Por exemplo, é óbvio que a força usada contra um adulto de 35 anos de 60kg, um adolescente de 16 anos, com 75kg, lutador de muay-thay e um garoto franzino de 13 anos há de ser diferente. Certamente a força a ser utilizada para imobilizar o adulto de 35 anos, será muito maior que a necessária para conter os atos do garoto de 13 anos. Mas a força a ser empregada contra o adolescente de 16 anos haverá de ser maior, inclusive, que a utilizada contra o adulto de 35 anos. E, pasmem alguns, não há qualquer desobediência ao Estatuto da Criança e do Adolescente, ou qualquer outra legislação, pois não se vislumbra qualquer excesso na atitude do policial.

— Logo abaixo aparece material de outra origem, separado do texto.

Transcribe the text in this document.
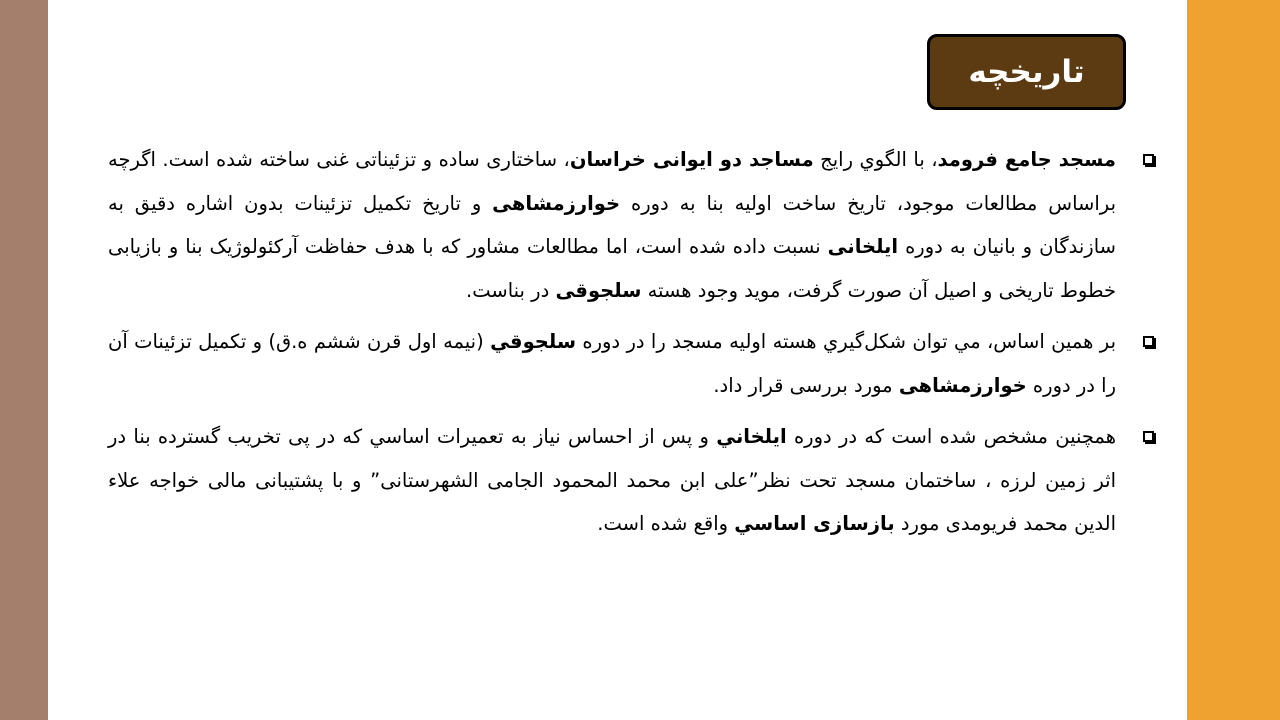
تاریخچه

مسجد جامع فرومد، با الگوي رايج مساجد دو ایوانی خراسان، ساختاری ساده و تزئیناتی غنی ساخته شده است. اگرچه براساس مطالعات موجود، تاریخ ساخت اولیه بنا به دوره خوارزمشاهی و تاریخ تکمیل تزئینات بدون اشاره دقیق به سازندگان و بانیان به دوره ایلخانی نسبت داده شده است، اما مطالعات مشاور که با هدف حفاظت آرکئولوژیک بنا و بازیابی خطوط تاریخی و اصیل آن صورت گرفت، موید وجود هسته سلجوقی در بناست.

بر همين اساس، مي توان شكل‌گيري هسته اوليه مسجد را در دوره سلجوقي (نيمه اول قرن ششم ه.ق) و تكميل تزئينات آن را در دوره خوارزمشاهی مورد بررسی قرار داد.

همچنين مشخص شده است که در دوره ايلخاني و پس از احساس نياز به تعميرات اساسي که در پی تخریب گسترده بنا در اثر زمین لرزه ، ساختمان مسجد تحت نظر”علی ابن محمد المحمود الجامی الشهرستانی” و با پشتیبانی مالی خواجه علاء الدین محمد فریومدی مورد بازسازی اساسي واقع شده است.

Assim, menores infratores entre 12 e 17 anos podem, sim, ser abordados, imobilizados e conduzidos pela Polícia Militar, em caso de prática de tipos penais (crimes) que, para o ECA, são considerados atos infracionais. Para infratores com idade inferior a 12 anos, a abordagem há de ser feita por Conselheiros Tutelares, todavia, não sendo possível a contenção do ato apenas pelos conselheiros, é permitido invocar reforço policial.

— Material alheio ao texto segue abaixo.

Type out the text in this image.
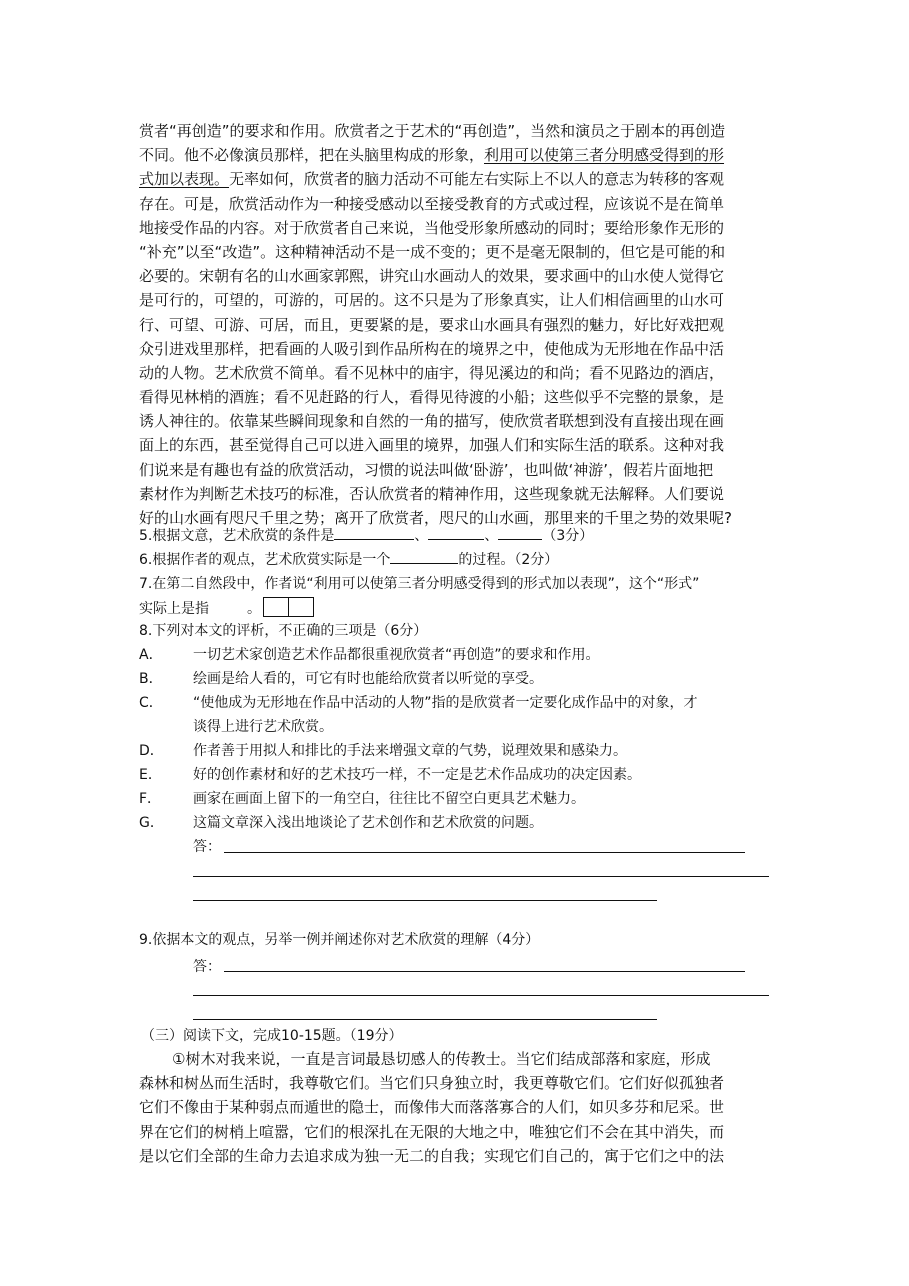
赏者“再创造”的要求和作用。欣赏者之于艺术的“再创造”，当然和演员之于剧本的再创造
不同。他不必像演员那样，把在头脑里构成的形象，利用可以使第三者分明感受得到的形
式加以表现。无率如何，欣赏者的脑力活动不可能左右实际上不以人的意志为转移的客观
存在。可是，欣赏活动作为一种接受感动以至接受教育的方式或过程，应该说不是在简单
地接受作品的内容。对于欣赏者自己来说，当他受形象所感动的同时；要给形象作无形的
“补充”以至“改造”。这种精神活动不是一成不变的；更不是毫无限制的，但它是可能的和
必要的。宋朝有名的山水画家郭熙，讲究山水画动人的效果，要求画中的山水使人觉得它
是可行的，可望的，可游的，可居的。这不只是为了形象真实，让人们相信画里的山水可
行、可望、可游、可居，而且，更要紧的是，要求山水画具有强烈的魅力，好比好戏把观
众引进戏里那样，把看画的人吸引到作品所构在的境界之中，使他成为无形地在作品中活
动的人物。艺术欣赏不简单。看不见林中的庙宇，得见溪边的和尚；看不见路边的酒店，
看得见林梢的酒旌；看不见赶路的行人，看得见待渡的小船；这些似乎不完整的景象，是
诱人神往的。依靠某些瞬间现象和自然的一角的描写，使欣赏者联想到没有直接出现在画
面上的东西，甚至觉得自己可以进入画里的境界，加强人们和实际生活的联系。这种对我
们说来是有趣也有益的欣赏活动，习惯的说法叫做‘卧游’，也叫做‘神游’，假若片面地把
素材作为判断艺术技巧的标准，否认欣赏者的精神作用，这些现象就无法解释。人们要说
好的山水画有咫尺千里之势；离开了欣赏者，咫尺的山水画，那里来的千里之势的效果呢?
5.根据文意，艺术欣赏的条件是	、	、	（3分）
6.根据作者的观点，艺术欣赏实际是一个	的过程。（2分）
7.在第二自然段中，作者说“利用可以使第三者分明感受得到的形式加以表现”，这个“形式”
实际上是指	。
8.下列对本文的评析，不正确的三项是（6分）
A． 一切艺术家创造艺术作品都很重视欣赏者“再创造”的要求和作用。
B． 绘画是给人看的，可它有时也能给欣赏者以听觉的享受。
C． “使他成为无形地在作品中活动的人物”指的是欣赏者一定要化成作品中的对象，才
谈得上进行艺术欣赏。
D． 作者善于用拟人和排比的手法来增强文章的气势，说理效果和感染力。
E． 好的创作素材和好的艺术技巧一样，不一定是艺术作品成功的决定因素。
F． 画家在画面上留下的一角空白，往往比不留空白更具艺术魅力。
G． 这篇文章深入浅出地谈论了艺术创作和艺术欣赏的问题。
答：
9.依据本文的观点，另举一例并阐述你对艺术欣赏的理解（4分）
答：
（三）阅读下文，完成10-15题。（19分）
①树木对我来说，一直是言词最恳切感人的传教士。当它们结成部落和家庭，形成
森林和树丛而生活时，我尊敬它们。当它们只身独立时，我更尊敬它们。它们好似孤独者
它们不像由于某种弱点而遁世的隐士，而像伟大而落落寡合的人们，如贝多芬和尼采。世
界在它们的树梢上喧嚣，它们的根深扎在无限的大地之中，唯独它们不会在其中消失，而
是以它们全部的生命力去追求成为独一无二的自我；实现它们自己的，寓于它们之中的法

Anote-se, por oportuno, que até mesmo o cidadão comum pode dar voz de “prisão” aos menores, por autorização do art. 301 do Código de Processo Penal. Qualquer cidadão pode repreender atos infracionais em flagrante delito e se utilizar de todas as medidas necessárias para tanto, se tiver condições de o fazer e assumir o risco de fazê-lo. Mais uma vez, reforce-se, qualquer medida é permitida, desde que efetivamente necessária. O abuso é reprimido pela lei, não a abordagem em si.
Assim, com todo o respeito, equivocado é o entendimento de que o menor é intocável, que não pode ser conduzido pela polícia, que não sofre qualquer punição. A única diferença é que o menor não é tocado, conduzido ou punido como um adulto, mas como uma pessoa em desenvolvimento.
Transposta a questão do menor infrator, não me é dado deixar de tratar de situações em que não há envolvimento de ato infracional. O menor pode ser repreendido por pais e educadores, ou, nesses casos, aí sim, o menor é intocável?
Como já se deve imaginar, a figura do menor não infrator, também não cria um ser intocável  e irrepreensível. É muito comum ouvir declarações de professores e pais no sentido de que, depois da edição do ECA, as crianças e adolescentes podem fazer tudo e ninguém tem voz contra eles, porque a lei não permite.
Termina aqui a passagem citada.